第18話 疑惑 -4- 再びユーナ視点
ユーナ視点
ガラ、と音がして、職員室の扉が開いた。
ワンダ先生とラニが出てきた。
「ラニ!」
私はラニの姿を確認すると、さっきサヨンにしたように、ラニに掴みかかった。
「な、何だよ。ユーナの過去はそんなに覗いてないぞ……」
そんなことはどうでも良い。別に見られて嫌な過去ではないもの。
「ワンダ先生の過去を覗いて! 今すぐ!」
「本人の前で堂々と何言ってんのよ」
溜息混じりにそう言ったワンダを、私は睨みつける。
「ユーナ……それは、無理なんだ」
「何で! 理由を説明して。
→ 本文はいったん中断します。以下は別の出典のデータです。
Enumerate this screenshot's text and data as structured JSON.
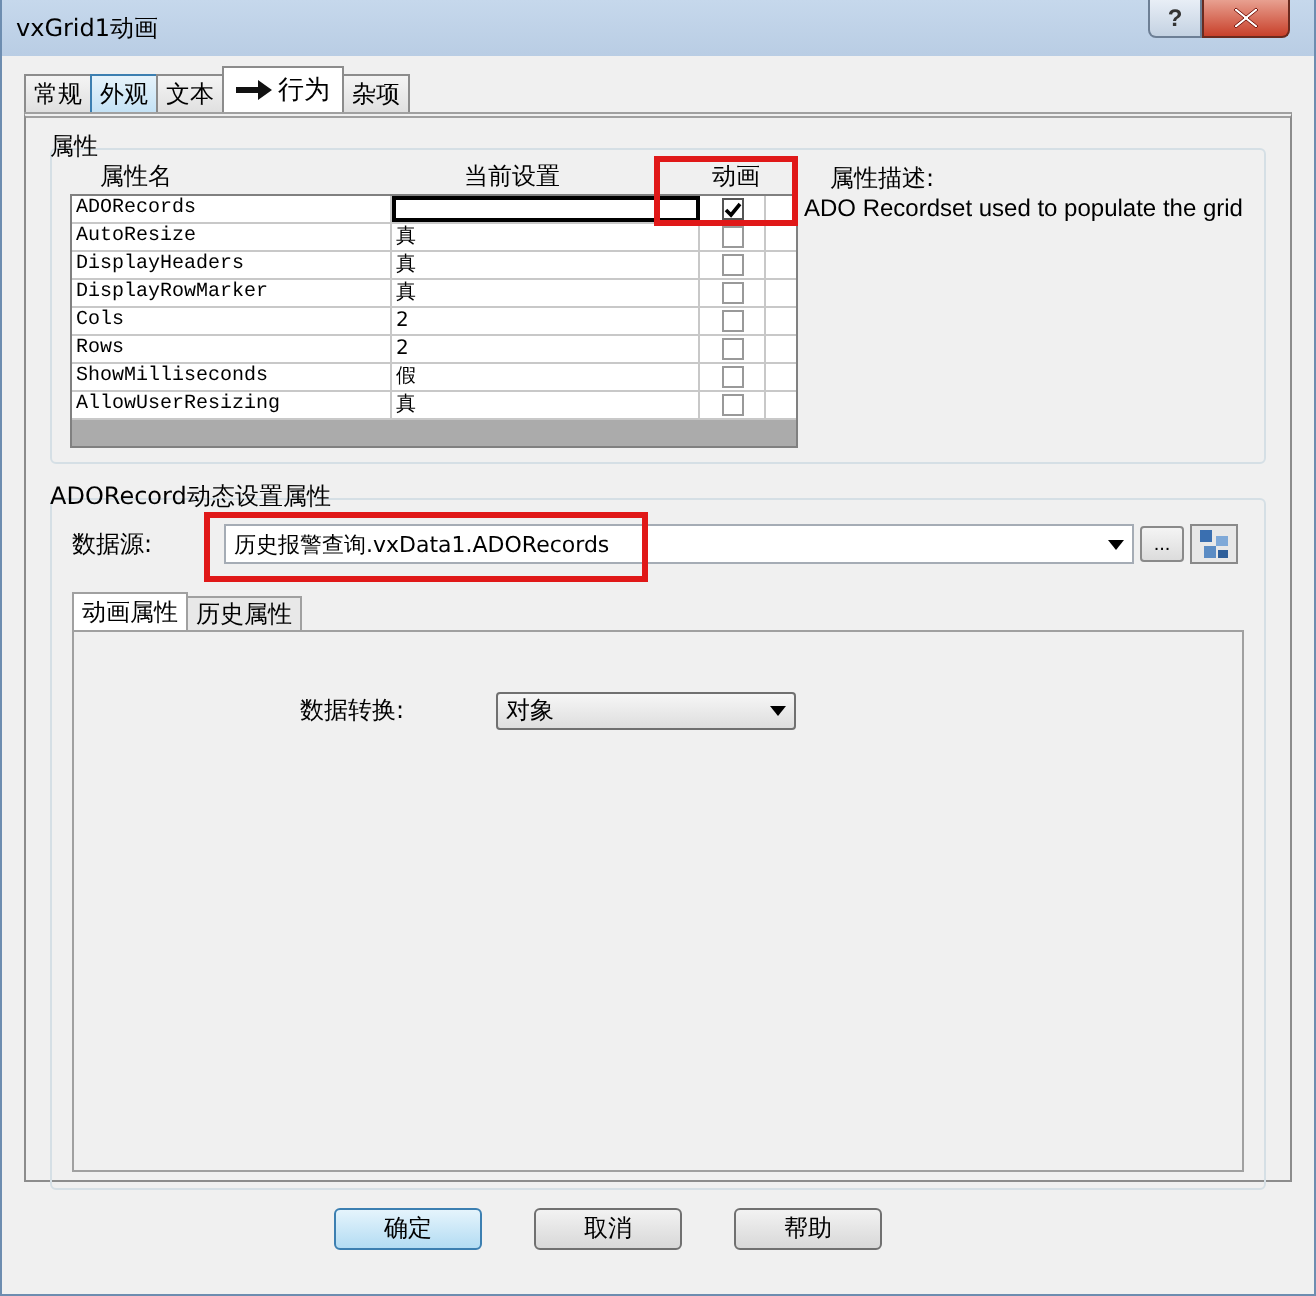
{
  "window": {
    "title": "vxGrid1动画",
    "help_label": "?"
  },
  "tabs": [
    {
      "label": "常规",
      "selected": false,
      "hovered": false
    },
    {
      "label": "外观",
      "selected": false,
      "hovered": true
    },
    {
      "label": "文本",
      "selected": false,
      "hovered": false
    },
    {
      "label": "行为",
      "selected": true,
      "hovered": false
    },
    {
      "label": "杂项",
      "selected": false,
      "hovered": false
    }
  ],
  "properties": {
    "title": "属性",
    "columns": [
      "属性名",
      "当前设置",
      "动画"
    ],
    "rows": [
      {
        "name": "ADORecords",
        "animated": true,
        "selected": true
      },
      {
        "name": "AutoResize",
        "value": "真",
        "animated": false,
        "selected": false
      },
      {
        "name": "DisplayHeaders",
        "value": "真",
        "animated": false,
        "selected": false
      },
      {
        "name": "DisplayRowMarker",
        "value": "真",
        "animated": false,
        "selected": false
      },
      {
        "name": "Cols",
        "value": "2",
        "animated": false,
        "selected": false
      },
      {
        "name": "Rows",
        "value": "2",
        "animated": false,
        "selected": false
      },
      {
        "name": "ShowMilliseconds",
        "value": "假",
        "animated": false,
        "selected": false
      },
      {
        "name": "AllowUserResizing",
        "value": "真",
        "animated": false,
        "selected": false
      }
    ],
    "description_label": "属性描述:",
    "description": "ADO Recordset used to populate the grid"
  },
  "binding": {
    "title": "ADORecord动态设置属性",
    "source_label": "数据源:",
    "source_value": "历史报警查询.vxData1.ADORecords",
    "browse_label": "...",
    "tabs": [
      {
        "label": "动画属性",
        "selected": true
      },
      {
        "label": "历史属性",
        "selected": false
      }
    ],
    "conversion_label": "数据转换:",
    "conversion_value": "对象"
  },
  "buttons": [
    {
      "label": "确定",
      "default": true
    },
    {
      "label": "取消",
      "default": false
    },
    {
      "label": "帮助",
      "default": false
    }
  ]
}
十秒以内!」
無茶な要求をしたと思ったけど、ラニは即答した。
「それは、僕の力が足りないから、ワンダ先生が覗かせてくれないんだ」
「何っ、それ……使えないわね」
「いつか必ず覗くから……」
「いつかっていつよ! いつまで待てばワンダ先生が人殺してないってわかるの?」
「ユーナ……ダメよ、私みたいな悪い女を信じちゃ」
ワンダが悪い女なはずがない。
本当にワンダが悪い女なら、今までワンダを信じてきた私が馬鹿みたいじゃない!
「べ、別に信じてなんかいないわよ! ただ……親を殺してしまった人が先生やってるなんて、そんなの許せないだけだわ! だから『私はやってない』って言ってよ! 信じてないけど!」
「ユーナ、言ってる事おかしいぞ……落ち着け」とサヨン。
「落ち着いてるわよ! ワンダが一言、『嘘でした』って言えば済むことなのよ!」
「だから、まだわかんないってば」ラニが言ったので、
「うっさいラニ! 空気読め! 会話に入ってくるな」
おこってやった。
「ユーナ。私、殺したわ。確かに。殺したの」
「嘘」
「嘘じゃない」
「嘘よ!」
「私、意味の無い嘘は吐かないわ」
「……もう知らない! バカっ! 先生のバカっ!」
「懐かしいわね、それ」
本当に子供に戻ってしまったみたいだった。子供のときに、何回もワンダに言ったその言葉。そんな自分が許せなくて、泣いた。
「ユーナ、大丈夫……? また泣いてるの?」
デヴが、優しく問いかけてくる。
「うっさいわね! 泣いてないわよ!」
ひねくれた最低の私は、優しいデヴに厳しい口調で言う。ああ、最低だ。
この展開だと、先生は絶対に口を割らない。昔からそうなんだ。ワンダが頑固なこと、私はよく知ってるんだ。だから私は教室に戻る。これ以上、誰にも涙を見られないように先頭に立って早歩き。
「ラニ!」
私の声に反応して、ラニはびしっと姿勢を正した。
「はい! 何ですか、ユーナさん!」
「先生の過去。見えたら絶対私に言いなさいよ」
私は信じてる。先生は、誰かを傷つけたりするような先生じゃないって。